Abstract
Objectives: The efficacy and safety of fondaparinux, an emerging therapeutic option for heparin-induced thrombocytopenia (HIT), remain unclear in cardiac surgery patients with HIT.
Methods: Using several search criteria, we reviewed all cases of fondaparinux use in patients who developed HIT after any cardiovascular intervention and were indexed in MEDLINE by August 2014. Based on pre-specified criteria, cases were divided into confirmed HIT, probable HIT and possible HIT. The outcome of fondaparinux use in each group was compared using Chi-square test.

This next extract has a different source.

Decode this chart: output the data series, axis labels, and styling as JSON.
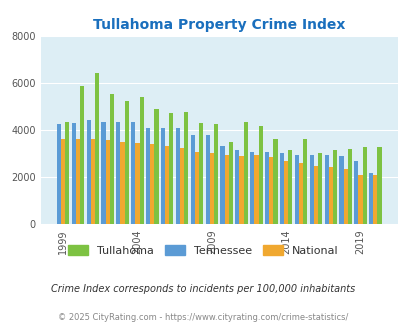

Results: Of 43 total cases, 22 had confirmed HIT and 21 had possible HIT. Valve replacement or repair (39%) and heart transplant or ventricular assist device placement (21%) were the most common preceding cardiovascular interventions. Creatinine clearance <30 ml was present in 27% and 52% of confirmed and possible HIT respectively. Overall the risk of new thrombosis and bleeding with fondaparinux were 4.6% and 7% respectively, without any differences in the two subgroups. The majority (86%) of cases improved clinically; of the remainder patients, similar percentage of cases with possible HIT and confirmed HIT died (24% vs. 5%; p= 0.102). None of the deaths were attributed to HIT or complications of bleeding.
Conclusion: Within the limitations of this study, the risk of thrombosis and bleeding with fondaparinux use in cardiac surgery patients with HIT are low and largely comparable to outcomes reported in literature with other agents.
Keywords: Cardiovascular, fondaparinux, heparin-induced thrombocytopenia, intervention.